Date of Award

May 2019

Degree Type


Degree Name

Doctor of Philosophy


Urban Education

First Advisor

Barbara Bales

Committee Members

Tatiana Joseph, Rajeswari Swaminathan, Raquel Farmer-Hinton


College readiness policies dictate the number of credits of world language study a student ought to obtain by the time he / she graduates from high school (Barnes, Slate, & Rojas-LeBouef, 2010). However, traditional schooling practices camouflaged by “neutral” education policies limit African American students’ access to quality curricular and instructional discourses (Apple, 1999; Gillborn, 2014; López, 2003).
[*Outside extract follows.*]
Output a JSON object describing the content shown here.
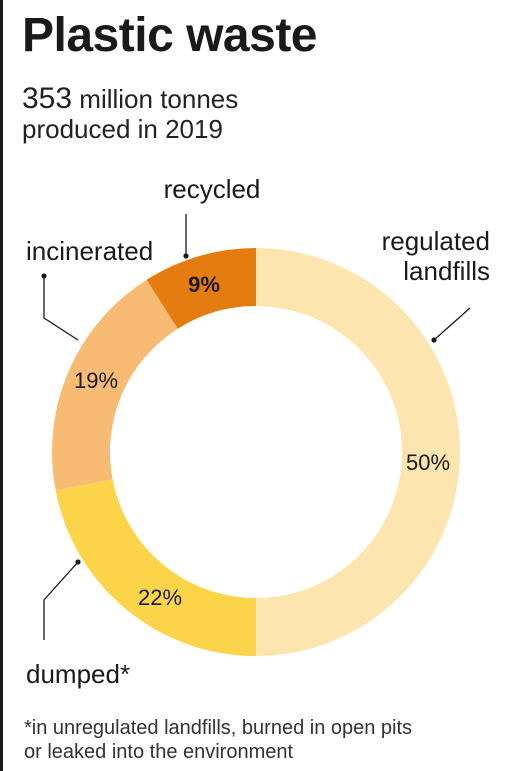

Limited access to enriching educational goods and resources, world language instruction in particular, causes them to question their self-worth and academic identities, decreases their classroom engagement and motivation to learn, and impacts their secondary and post-secondary learning outcomes (Fernández, 2002; Pringle, Lyons, & Booker, 2010; Saffold & Longwell-Grice, 2008; Weinstein, Gregory, & Strambler, 2004). Therefore, this study used critical race theory to examine the high school world language experiences of 17 African American undergraduate students enrolled at a Midwestern four-year university. The participants in this study discussed the impact of school- and non-school-based adults as well as same-race peer networks on their secondary and post-secondary goals. Their counter-narratives not only provided evidence of how African American students break from traditional schooling structures to learn a needed world language, they also show how this particular population of students reject the dominant epistemologies that invalidate their academic experiences. Findings from this study suggest education policymakers critically examine the policies that affect African American students’ every day experiences as well as challenge teachers and school counselors to adopt culturally relevant practices that meet students where they are.